Morphine withdrawal is associated with the activation of hypothalamus-pituitary-adrenal axis (HPA) and thus the elevation of plasma corticosterone level, which in turn can result in cognitive impairments through the effects on some signaling cascade molecules at hippocampal synapses that play critical roles in synaptic plasticity, and learning and memory.53-56

However, by inducing withdrawal by naloxone injection under anesthesia (URD) in our experiment, it can be postulated that the probability of the elevation of stress level of the animals and subsequent structural, molecular, and functional changes in the brain are minimized. Therefore, the observed improving effects of URD on memory performance are very likely a consequence of change in stress level of animals; though more studies are needed to confirm this preliminary statement.

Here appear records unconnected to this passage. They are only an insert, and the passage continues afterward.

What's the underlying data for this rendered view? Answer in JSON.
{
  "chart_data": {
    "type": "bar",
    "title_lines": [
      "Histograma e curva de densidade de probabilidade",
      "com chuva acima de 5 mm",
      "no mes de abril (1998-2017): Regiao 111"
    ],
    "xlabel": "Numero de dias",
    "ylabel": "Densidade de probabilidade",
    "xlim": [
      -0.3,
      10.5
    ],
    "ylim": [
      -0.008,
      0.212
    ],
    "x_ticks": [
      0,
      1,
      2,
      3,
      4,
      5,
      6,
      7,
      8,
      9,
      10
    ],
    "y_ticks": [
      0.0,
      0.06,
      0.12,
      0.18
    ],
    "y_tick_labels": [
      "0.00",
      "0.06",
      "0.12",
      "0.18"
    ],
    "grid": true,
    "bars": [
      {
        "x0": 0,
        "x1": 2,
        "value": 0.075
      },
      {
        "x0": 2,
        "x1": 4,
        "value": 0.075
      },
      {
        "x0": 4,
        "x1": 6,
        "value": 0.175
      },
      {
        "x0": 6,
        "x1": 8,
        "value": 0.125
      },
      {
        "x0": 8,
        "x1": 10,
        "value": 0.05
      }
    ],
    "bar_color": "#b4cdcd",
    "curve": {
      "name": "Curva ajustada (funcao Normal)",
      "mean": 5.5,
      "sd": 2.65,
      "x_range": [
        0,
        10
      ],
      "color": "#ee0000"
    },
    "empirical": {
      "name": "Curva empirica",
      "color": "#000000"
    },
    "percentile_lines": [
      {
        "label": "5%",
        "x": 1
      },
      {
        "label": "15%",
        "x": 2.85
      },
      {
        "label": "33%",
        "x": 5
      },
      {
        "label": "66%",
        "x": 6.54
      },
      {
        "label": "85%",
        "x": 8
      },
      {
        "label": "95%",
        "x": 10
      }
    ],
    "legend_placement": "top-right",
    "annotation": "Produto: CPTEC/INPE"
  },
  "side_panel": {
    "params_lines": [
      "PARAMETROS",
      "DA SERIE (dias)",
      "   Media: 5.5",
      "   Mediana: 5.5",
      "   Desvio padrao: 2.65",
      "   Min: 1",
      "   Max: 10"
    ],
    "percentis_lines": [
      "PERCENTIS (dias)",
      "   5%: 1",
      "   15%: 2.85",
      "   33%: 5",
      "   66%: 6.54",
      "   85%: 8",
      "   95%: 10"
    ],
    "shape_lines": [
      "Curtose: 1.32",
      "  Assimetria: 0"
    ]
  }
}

Based on the results of the present study, it seems that repetitive detoxification following repeated morphine addiction is less effective in rescuing memory functions compared to a single acute detoxification. This difference may be due, in part, to the deleterious effects of higher frequency of addiction and withdrawal processes which animals experience in the repeated URD group. Interestingly, these results are in agreement with findings of some human studies showing that patients who have a history of 2 or more alcohol detoxifications are more cognitively impaired than patients with only 1 or no previous detoxification.30,57 Given the limited set of data in this area, however, further studies are required, particularly in humans, to establish these initial observations.

Conclusion

We conclude that single URD at an early stage of morphine addiction would be a valuable protocol for addiction treatment in which the patients will experience milder withdrawal symptoms and may especially have therapeutic implications for those patients who experience multiple opioid relapses.